Мэри согласно качнула головой.
— Это Пари Паскаля, — сказала она. — Если вы верите в Бога, но он не существует, то вы почти ничего не теряете. Но если вы не верите, а он существует, то вы рискуете подвергнуться вечным мукам. Учитывая вышесказанное, разумнее верить, чем не верить.
— Ах, — сказал Понтер; это междометие звучало на его языке так же, как и по-английски, так что Хак не трудилась его воспроизводить.
— Но послушайте, — сказала Мэри, — вы так и не ответили на мой вопрос о морали. Без Бога — без веры в то, что вы будете вознаграждены или наказаны после смерти — что лежит в основе морали вашего народа? Понтер, я провела с вами довольно много времени; я знаю, что вы хороший человек. Но что делает вас таким?
— Я веду себя так, а не иначе, потому что так правильно.
— По чьим стандартам?
— По стандартам моего народа.
— Но откуда взялись эти стандарты?
— Из… — И тут глаза Понтера расширились, став почти круглыми под изгибом лобной кости, словно узрел явление Христа народу — его светский аналог. — Из нашего убеждения в том, что жизнь после смерти не существует, — победоносно заявил он. — Вот что встревожило меня в ваших верованиях; теперь я это увидел. Наши убеждения недвусмысленны и согласуется со всеми наблюдаемыми фактами: жизнь человека после смерти полностью завершена; после того, как он ушёл, с ними уже не помиришься и не отблагодаришь, равно как не существует ни малейшей возможности того, что, благодаря своей добродетельной жизни они теперь пребывают в раю, забыв о земных тревогах. — Он замолк и внимательно оглядел лицо Мэри, по-видимому, в поисках следов понимания.
— Вы ещё не поняли? — продолжал Понтер. — Если я обижу кого-нибудь — если я скажу ему что-то гадкое или, я не знаю, скажем, возьму принадлежащую ему вещь — в соответствии с вашим мировоззрением я смогу успокоить себя знанием о том, что после того, как человек умирает, с ним всё равно можно установить контакт; примирение по-прежнему возможно.

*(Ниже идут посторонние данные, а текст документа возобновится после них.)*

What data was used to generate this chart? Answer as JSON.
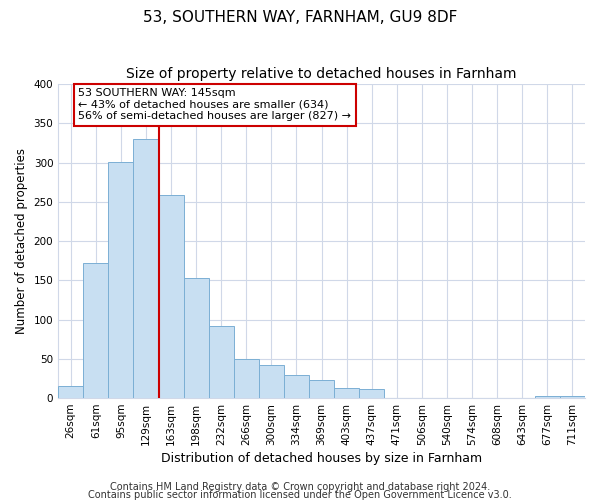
{
  "title": "53, SOUTHERN WAY, FARNHAM, GU9 8DF",
  "subtitle": "Size of property relative to detached houses in Farnham",
  "xlabel": "Distribution of detached houses by size in Farnham",
  "ylabel": "Number of detached properties",
  "bar_labels": [
    "26sqm",
    "61sqm",
    "95sqm",
    "129sqm",
    "163sqm",
    "198sqm",
    "232sqm",
    "266sqm",
    "300sqm",
    "334sqm",
    "369sqm",
    "403sqm",
    "437sqm",
    "471sqm",
    "506sqm",
    "540sqm",
    "574sqm",
    "608sqm",
    "643sqm",
    "677sqm",
    "711sqm"
  ],
  "bar_values": [
    15,
    172,
    301,
    330,
    259,
    153,
    92,
    50,
    42,
    29,
    23,
    13,
    11,
    0,
    0,
    0,
    0,
    0,
    0,
    3,
    2
  ],
  "bar_color": "#c8dff2",
  "bar_edge_color": "#7bafd4",
  "vline_x": 3.5,
  "vline_color": "#cc0000",
  "annotation_title": "53 SOUTHERN WAY: 145sqm",
  "annotation_line1": "← 43% of detached houses are smaller (634)",
  "annotation_line2": "56% of semi-detached houses are larger (827) →",
  "annotation_box_color": "#ffffff",
  "annotation_box_edge": "#cc0000",
  "ylim": [
    0,
    400
  ],
  "yticks": [
    0,
    50,
    100,
    150,
    200,
    250,
    300,
    350,
    400
  ],
  "footer1": "Contains HM Land Registry data © Crown copyright and database right 2024.",
  "footer2": "Contains public sector information licensed under the Open Government Licence v3.0.",
  "bg_color": "#ffffff",
  "plot_bg_color": "#ffffff",
  "title_fontsize": 11,
  "subtitle_fontsize": 10,
  "xlabel_fontsize": 9,
  "ylabel_fontsize": 8.5,
  "tick_fontsize": 7.5,
  "footer_fontsize": 7,
  "grid_color": "#d0d8e8"
}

Но согласно моему мировоззрению, как только человек умер — а это может случиться с каждым из нас в любой момент, из-за несчастного случая, или от разрыва сердца и так далее — то я, совершивший зло, буду вынужден жить с этим, зная, что существование обиженного мною человека завершилось, а я так и не попытался примириться с ним.